8) every serious sc2 player already knows all of these mechanics

I personally think Artosis was overstating the innovation of DeepMind's worker over-saturation. I agree with something Rotty said earlier in the series; sometimes you make a suboptimal move and it works, but that doesn't mean it was the "correct" play. It just means that you papered over a flaw with stronger execution somewhere else.

I'm still very impressed with these games, just not with regards to the AI's build orders.


I read that AlphaStar might be able to play this strategy because it is really confident in its defense skills. For humans, that might be taking a risk that is too big. That said, I want to try it out anyway :)

Edit: I recall that Rottie or someone said that there were 1-2 rare situations in HOTS where pros played like this.


Right, I get that it AlphaStar has decided this is sensible, I just wonder if we'll start seeing pros adopt something similar?

I'm also more generally curious as to what the cutoff point at which adding an additional probe ceases having any value.

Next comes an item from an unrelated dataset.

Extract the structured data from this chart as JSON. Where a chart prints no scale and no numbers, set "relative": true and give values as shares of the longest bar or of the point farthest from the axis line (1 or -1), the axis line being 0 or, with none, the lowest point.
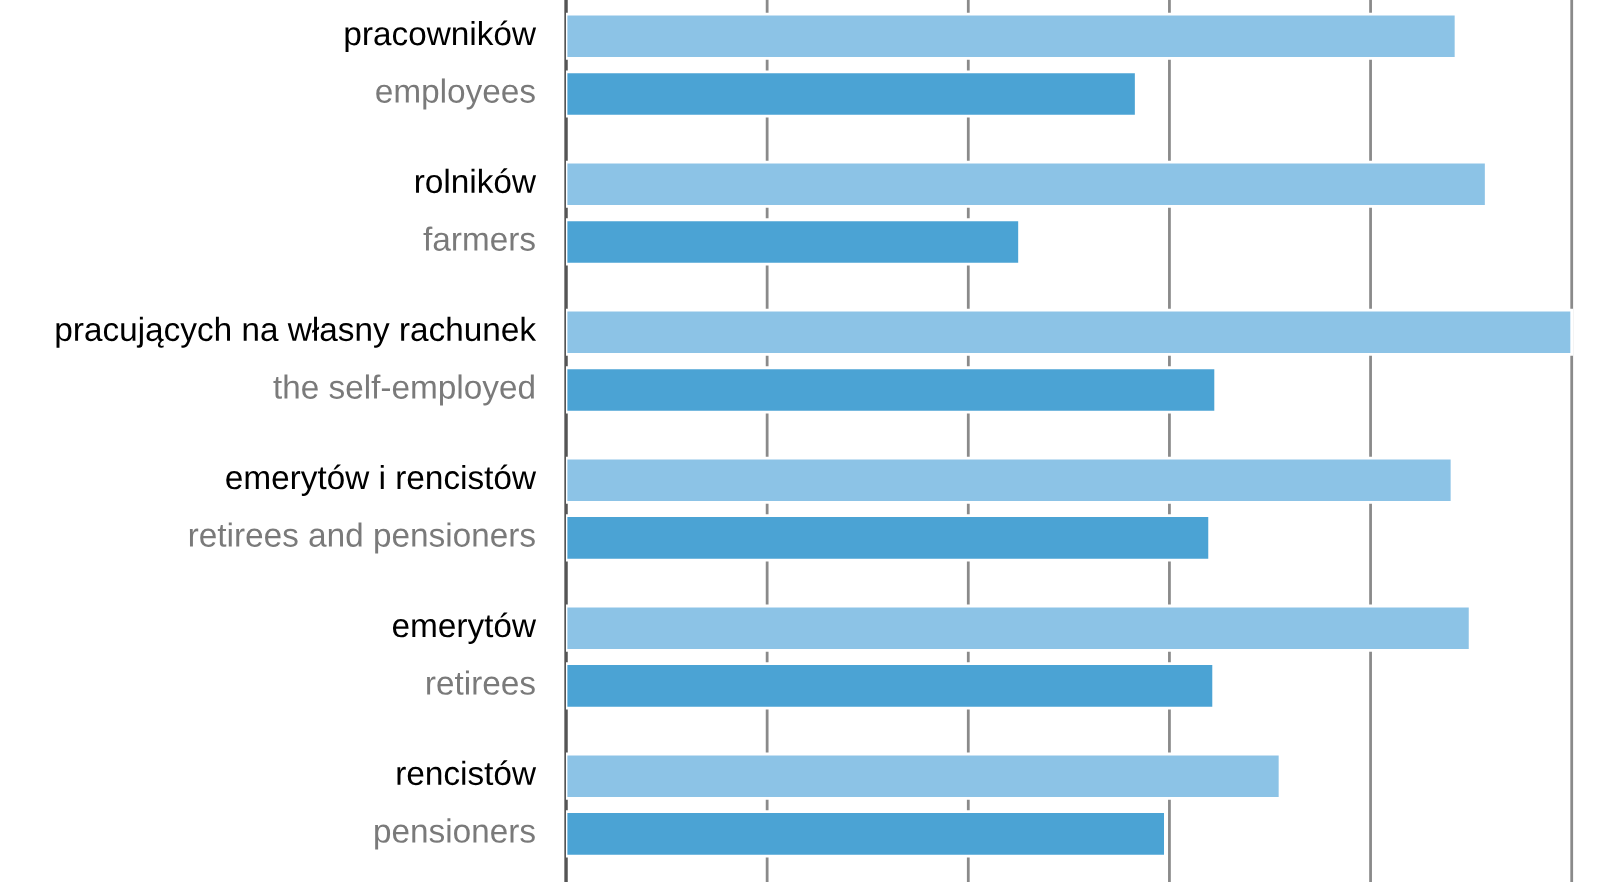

My vague recollection is that from 16 to 19 workers the 17/18/19 worker is still harvesting >50% of a <16 worker, from 20-24 it's more like <25%, and the 25th worker onwards contributes 0.


I think this was one of the most interesting aspects of seeing AlphaStar play.

MaNa already started to use oversaturation when he played live game against the AI. I'd bet soon this will be the new meta, and everyone will play this way


I was always wondering why this is not so common in SC2... I mean in StarCraft that was / is well-known and having good worker(-building) control is an essential skill (for Zerg even more than for the other races due to the natural decision where to spent the larva to).


MaNa himself seemed to do it in the exhibition game.